12.13.22 | Worship | by John Wykoff

     

    That a church our size would offer a Christmas play or pageant (or in our case produce an extravagant concert) is so customary nowadays that it hardly seems necessary to provide justification for it. However, I have a special reason for wanting to understand the purpose of our annual musical celebration - to find out, frankly, whether it really is a good idea or not. After all, bad ideas can be covered in lights and tinsel and smiled at. Think of a 1959 Evergleam Aluminum Christmas Tree, for example. I need to know whether our annual Christmas concert is just another Evergleam, made to seem sacred by proximity to a manger. (Please forgive me if you just unpacked your beloved Evergleam.)
     
    I blame my recent work in church music for pressing this question hard into my mind, causing certain thoughts to bat around the various lobes and settle somewhere between the backs of my eyes.

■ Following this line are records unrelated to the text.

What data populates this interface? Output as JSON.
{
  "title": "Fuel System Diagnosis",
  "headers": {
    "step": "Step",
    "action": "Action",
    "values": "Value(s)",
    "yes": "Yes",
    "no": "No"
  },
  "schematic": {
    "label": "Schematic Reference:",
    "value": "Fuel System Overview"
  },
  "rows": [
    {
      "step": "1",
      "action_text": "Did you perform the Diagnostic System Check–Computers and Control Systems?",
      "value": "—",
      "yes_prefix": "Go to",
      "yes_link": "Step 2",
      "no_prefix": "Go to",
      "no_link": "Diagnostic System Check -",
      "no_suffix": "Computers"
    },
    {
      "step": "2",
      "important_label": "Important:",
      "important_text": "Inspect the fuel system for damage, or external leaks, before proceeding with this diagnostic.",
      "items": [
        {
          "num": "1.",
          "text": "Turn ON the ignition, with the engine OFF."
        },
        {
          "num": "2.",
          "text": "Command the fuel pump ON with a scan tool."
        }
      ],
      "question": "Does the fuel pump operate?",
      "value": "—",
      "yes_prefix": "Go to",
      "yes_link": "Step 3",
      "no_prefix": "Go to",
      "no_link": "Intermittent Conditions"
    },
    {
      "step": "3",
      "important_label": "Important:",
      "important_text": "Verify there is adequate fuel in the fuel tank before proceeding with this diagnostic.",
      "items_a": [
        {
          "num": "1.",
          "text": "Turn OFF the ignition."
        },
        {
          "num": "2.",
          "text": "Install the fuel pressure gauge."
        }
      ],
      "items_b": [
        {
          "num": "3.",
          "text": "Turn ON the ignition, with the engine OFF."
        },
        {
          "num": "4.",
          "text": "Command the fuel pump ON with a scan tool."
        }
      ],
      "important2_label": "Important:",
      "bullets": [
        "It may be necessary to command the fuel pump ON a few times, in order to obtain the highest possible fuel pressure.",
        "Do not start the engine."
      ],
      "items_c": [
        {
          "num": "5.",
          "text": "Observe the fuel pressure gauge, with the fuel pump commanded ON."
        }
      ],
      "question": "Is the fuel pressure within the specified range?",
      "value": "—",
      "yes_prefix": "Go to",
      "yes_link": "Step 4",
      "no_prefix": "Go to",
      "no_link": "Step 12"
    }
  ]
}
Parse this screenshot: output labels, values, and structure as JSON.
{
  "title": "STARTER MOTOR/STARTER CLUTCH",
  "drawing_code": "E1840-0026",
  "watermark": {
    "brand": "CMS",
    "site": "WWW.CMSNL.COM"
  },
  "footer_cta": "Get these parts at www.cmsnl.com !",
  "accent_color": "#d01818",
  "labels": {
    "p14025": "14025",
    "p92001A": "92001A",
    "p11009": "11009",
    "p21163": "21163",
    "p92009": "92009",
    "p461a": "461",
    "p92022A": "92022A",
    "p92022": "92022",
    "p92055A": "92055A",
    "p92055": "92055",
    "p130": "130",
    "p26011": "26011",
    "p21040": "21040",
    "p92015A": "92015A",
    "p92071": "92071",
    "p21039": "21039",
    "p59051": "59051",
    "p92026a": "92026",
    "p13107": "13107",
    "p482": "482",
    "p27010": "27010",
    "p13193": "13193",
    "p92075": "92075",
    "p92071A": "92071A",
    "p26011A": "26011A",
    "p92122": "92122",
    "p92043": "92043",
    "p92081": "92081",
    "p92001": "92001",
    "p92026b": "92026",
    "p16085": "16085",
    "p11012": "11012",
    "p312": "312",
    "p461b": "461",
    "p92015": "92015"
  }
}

You have to realize that it is one thing to sit through an ill-begotten concert, and quite another to be the one to produce it. I want to make sure I know what this is all about.

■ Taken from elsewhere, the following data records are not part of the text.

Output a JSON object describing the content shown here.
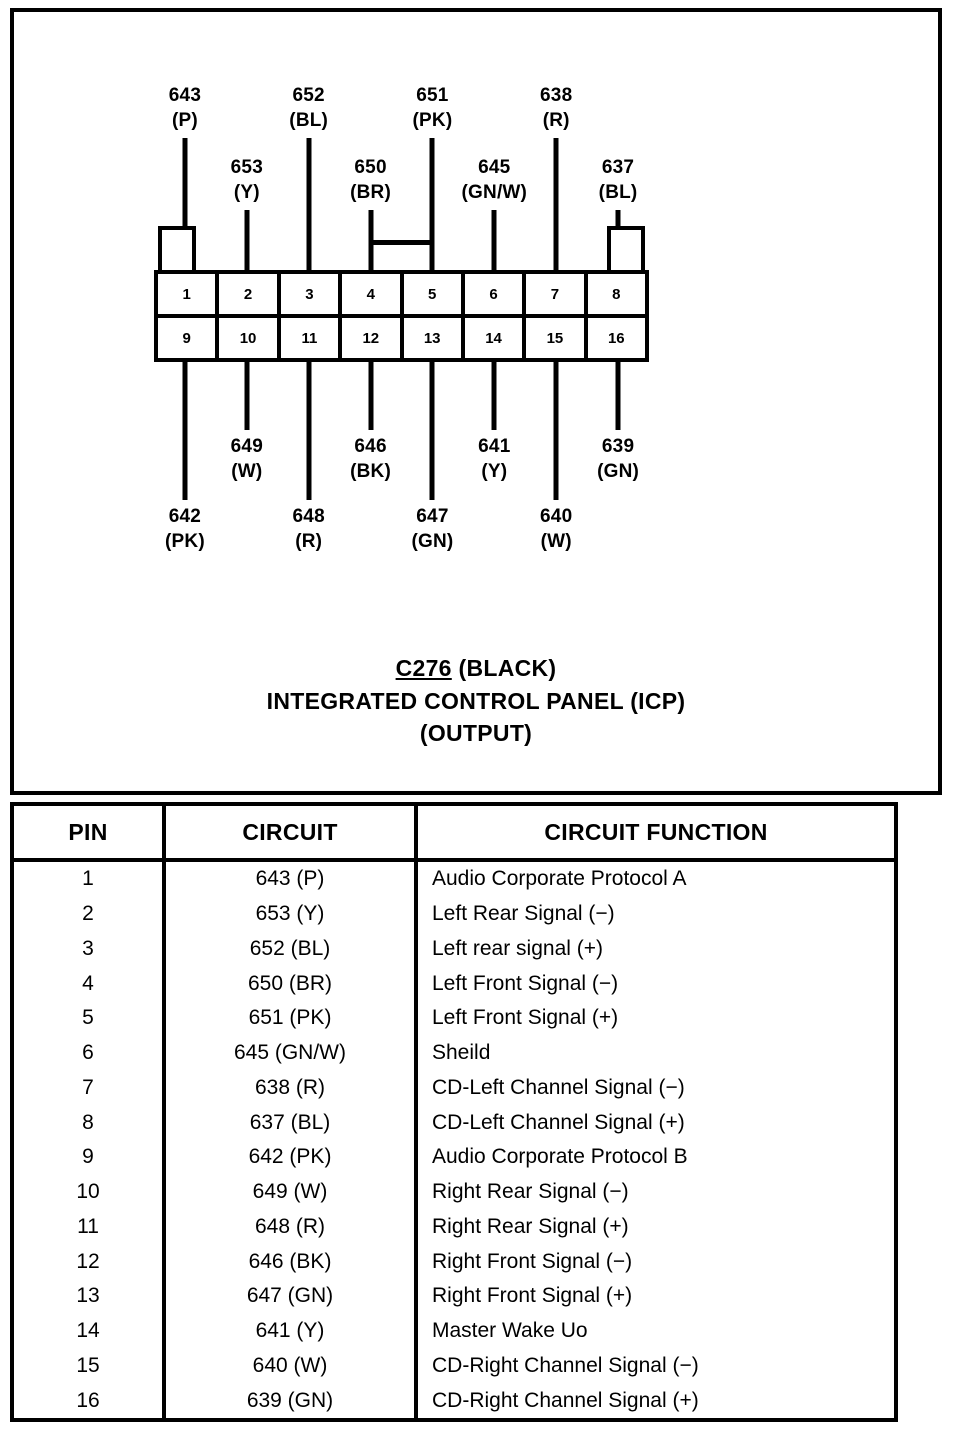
{
  "diagram": {
    "connector_id": "C276",
    "connector_color": "(BLACK)",
    "component_name": "INTEGRATED CONTROL PANEL (ICP)",
    "direction": "(OUTPUT)",
    "top_pins": [
      {
        "pin": "1",
        "num": "643",
        "color": "(P)",
        "tier": "upper"
      },
      {
        "pin": "2",
        "num": "653",
        "color": "(Y)",
        "tier": "lower"
      },
      {
        "pin": "3",
        "num": "652",
        "color": "(BL)",
        "tier": "upper"
      },
      {
        "pin": "4",
        "num": "650",
        "color": "(BR)",
        "tier": "lower"
      },
      {
        "pin": "5",
        "num": "651",
        "color": "(PK)",
        "tier": "upper"
      },
      {
        "pin": "6",
        "num": "645",
        "color": "(GN/W)",
        "tier": "lower"
      },
      {
        "pin": "7",
        "num": "638",
        "color": "(R)",
        "tier": "upper"
      },
      {
        "pin": "8",
        "num": "637",
        "color": "(BL)",
        "tier": "lower"
      }
    ],
    "bottom_pins": [
      {
        "pin": "9",
        "num": "642",
        "color": "(PK)",
        "tier": "lower"
      },
      {
        "pin": "10",
        "num": "649",
        "color": "(W)",
        "tier": "upper"
      },
      {
        "pin": "11",
        "num": "648",
        "color": "(R)",
        "tier": "lower"
      },
      {
        "pin": "12",
        "num": "646",
        "color": "(BK)",
        "tier": "upper"
      },
      {
        "pin": "13",
        "num": "647",
        "color": "(GN)",
        "tier": "lower"
      },
      {
        "pin": "14",
        "num": "641",
        "color": "(Y)",
        "tier": "upper"
      },
      {
        "pin": "15",
        "num": "640",
        "color": "(W)",
        "tier": "lower"
      },
      {
        "pin": "16",
        "num": "639",
        "color": "(GN)",
        "tier": "upper"
      }
    ],
    "pin_row_top": [
      "1",
      "2",
      "3",
      "4",
      "5",
      "6",
      "7",
      "8"
    ],
    "pin_row_bottom": [
      "9",
      "10",
      "11",
      "12",
      "13",
      "14",
      "15",
      "16"
    ]
  },
  "table": {
    "headers": [
      "PIN",
      "CIRCUIT",
      "CIRCUIT FUNCTION"
    ],
    "rows": [
      {
        "pin": "1",
        "circuit": "643 (P)",
        "function": "Audio Corporate Protocol A"
      },
      {
        "pin": "2",
        "circuit": "653 (Y)",
        "function": "Left Rear Signal (−)"
      },
      {
        "pin": "3",
        "circuit": "652 (BL)",
        "function": "Left rear signal (+)"
      },
      {
        "pin": "4",
        "circuit": "650 (BR)",
        "function": "Left Front Signal (−)"
      },
      {
        "pin": "5",
        "circuit": "651 (PK)",
        "function": "Left Front Signal (+)"
      },
      {
        "pin": "6",
        "circuit": "645 (GN/W)",
        "function": "Sheild"
      },
      {
        "pin": "7",
        "circuit": "638 (R)",
        "function": "CD-Left Channel Signal (−)"
      },
      {
        "pin": "8",
        "circuit": "637 (BL)",
        "function": "CD-Left Channel Signal (+)"
      },
      {
        "pin": "9",
        "circuit": "642 (PK)",
        "function": "Audio Corporate Protocol B"
      },
      {
        "pin": "10",
        "circuit": "649 (W)",
        "function": "Right Rear Signal (−)"
      },
      {
        "pin": "11",
        "circuit": "648 (R)",
        "function": "Right Rear Signal (+)"
      },
      {
        "pin": "12",
        "circuit": "646 (BK)",
        "function": "Right Front Signal (−)"
      },
      {
        "pin": "13",
        "circuit": "647 (GN)",
        "function": "Right Front Signal (+)"
      },
      {
        "pin": "14",
        "circuit": "641 (Y)",
        "function": "Master Wake Uo"
      },
      {
        "pin": "15",
        "circuit": "640 (W)",
        "function": "CD-Right Channel Signal (−)"
      },
      {
        "pin": "16",
        "circuit": "639 (GN)",
        "function": "CD-Right Channel Signal (+)"
      }
    ]
  },
  "colors": {
    "ink": "#000000",
    "paper": "#ffffff"
  }
}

    In my recent small capacity helping with music, I have been given a view of the exhausting, constant, and ever-repeating toil it takes from a platoon of volunteers, staff, and pastors, just to ensure that our weekly worship service comes out the way it does. Liturgy planned, sermons prepared, hymns selected, preludes and anthems learned, organ registered, sanctuary cleaned, bulletins printed, websites updated, communion table set, microphones checked, and what else? The service music alone requires that our tireless musicians learn and prepare ten separate selections each week, week upon week, and even more for communion Sundays.
     
    All of that is nothing compared to the extravagant preparation that has gone into the Christmas concert. On December 18 at 7 pm, we will have forty choir members, a twenty-one-piece orchestra, thirty or more children, various soloists, percussionists, and bell ringers. That is close to a hundred musicians. I cannot estimate the total combined work hours that it has taken to make this fleeting concert possible. The concert will not last long - only about an hour and fifteen minutes. Then it will be gone, wafted away like a fading fragrance.

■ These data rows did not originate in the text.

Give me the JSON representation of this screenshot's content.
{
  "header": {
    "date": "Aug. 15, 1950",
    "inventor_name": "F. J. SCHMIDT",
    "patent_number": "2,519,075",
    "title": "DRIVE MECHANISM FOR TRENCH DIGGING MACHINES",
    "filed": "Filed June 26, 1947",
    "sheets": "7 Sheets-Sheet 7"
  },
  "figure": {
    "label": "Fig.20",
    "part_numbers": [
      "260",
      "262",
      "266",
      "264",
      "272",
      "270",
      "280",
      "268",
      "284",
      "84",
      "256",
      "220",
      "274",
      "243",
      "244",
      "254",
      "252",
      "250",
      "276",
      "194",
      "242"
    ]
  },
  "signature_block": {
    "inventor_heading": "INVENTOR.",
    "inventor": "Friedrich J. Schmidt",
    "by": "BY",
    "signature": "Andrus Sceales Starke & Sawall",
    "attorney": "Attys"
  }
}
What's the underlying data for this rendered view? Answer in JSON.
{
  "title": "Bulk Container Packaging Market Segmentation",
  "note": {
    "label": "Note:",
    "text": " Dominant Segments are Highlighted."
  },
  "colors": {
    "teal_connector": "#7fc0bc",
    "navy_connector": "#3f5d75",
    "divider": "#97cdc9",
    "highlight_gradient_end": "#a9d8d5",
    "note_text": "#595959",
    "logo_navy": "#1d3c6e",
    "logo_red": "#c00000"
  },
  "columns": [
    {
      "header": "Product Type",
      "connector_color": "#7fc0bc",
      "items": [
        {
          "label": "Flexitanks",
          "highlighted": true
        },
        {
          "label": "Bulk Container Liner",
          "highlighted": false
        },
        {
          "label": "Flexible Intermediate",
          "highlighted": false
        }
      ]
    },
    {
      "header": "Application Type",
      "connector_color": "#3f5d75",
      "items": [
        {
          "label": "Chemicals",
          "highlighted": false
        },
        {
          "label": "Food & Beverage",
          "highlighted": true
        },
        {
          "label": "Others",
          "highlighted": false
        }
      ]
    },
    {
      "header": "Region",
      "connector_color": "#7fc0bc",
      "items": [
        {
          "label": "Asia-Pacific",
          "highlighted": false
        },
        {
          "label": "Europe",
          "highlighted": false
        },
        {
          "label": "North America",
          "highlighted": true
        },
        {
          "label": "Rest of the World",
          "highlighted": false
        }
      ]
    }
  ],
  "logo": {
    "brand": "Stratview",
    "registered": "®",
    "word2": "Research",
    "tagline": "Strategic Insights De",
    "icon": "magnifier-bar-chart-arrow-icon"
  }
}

    So, there stands the question. Is it worth all the trouble? Isaiah 1.12 comes to mind: “Who has required of you this trampling of my courts?” Isaiah’s concern was with the ludicrous hypocrisy of fabulous worship from false hearts. But say our hearts are not false, that we really are sincere in our adoration of the Lord and intent on faithfulness and obedience to him, even then is such extravagance worth it? Should so much energy, time, and expense have been spent on something as fleeting as a festival concert? “Should not this perfume have been sold, and the money given to the poor?”  (Matthew 26, Mark 14, Luke 7, John 12)
     
    I say yes, it is worth it. And I’ll offer two reasons. The first reason is simple and pragmatic. The second is theological. First, good things take great effort. The balance is not even. It is easy to do things poorly, and so very hard to do things well. As soon as you decide to do anything well, you have committed yourself to great difficulty. Artists know this. Writers know this. Preachers know this. Builders and craftsmen know this. Chefs and homemakers know this. Anyone who has really endeavored to ply their trade, and ply it well, knows this. If we are going to have music, and if we are going to do a good job, then it will not be easy.
     
    Second, the motivation for the festival concert is nothing less than the honor of the Lord of lords. It is entirely proper, as the vast number of Christians of all kinds everywhere have agreed, to celebrate the nativity of our Lord with feasting and frivolity, singing, and gift-giving. In short, extravagance. And what a testimony to the world Christmas has been!
     
    One of my favorite French carols is “Quelle est cette odeur agréable” or “What is this Goodly Fragrance?” I think of our Christmas concert as a Goodly Fragrance offered in celebration of our Savior’s birth. A good French fragrance is not easy to make, and it is very costly. The choirs of Covenant Presbyterian Church want to pour this fragrance out, as it were, at the manger. We believe the honor of our King is worth every bit of it, and more.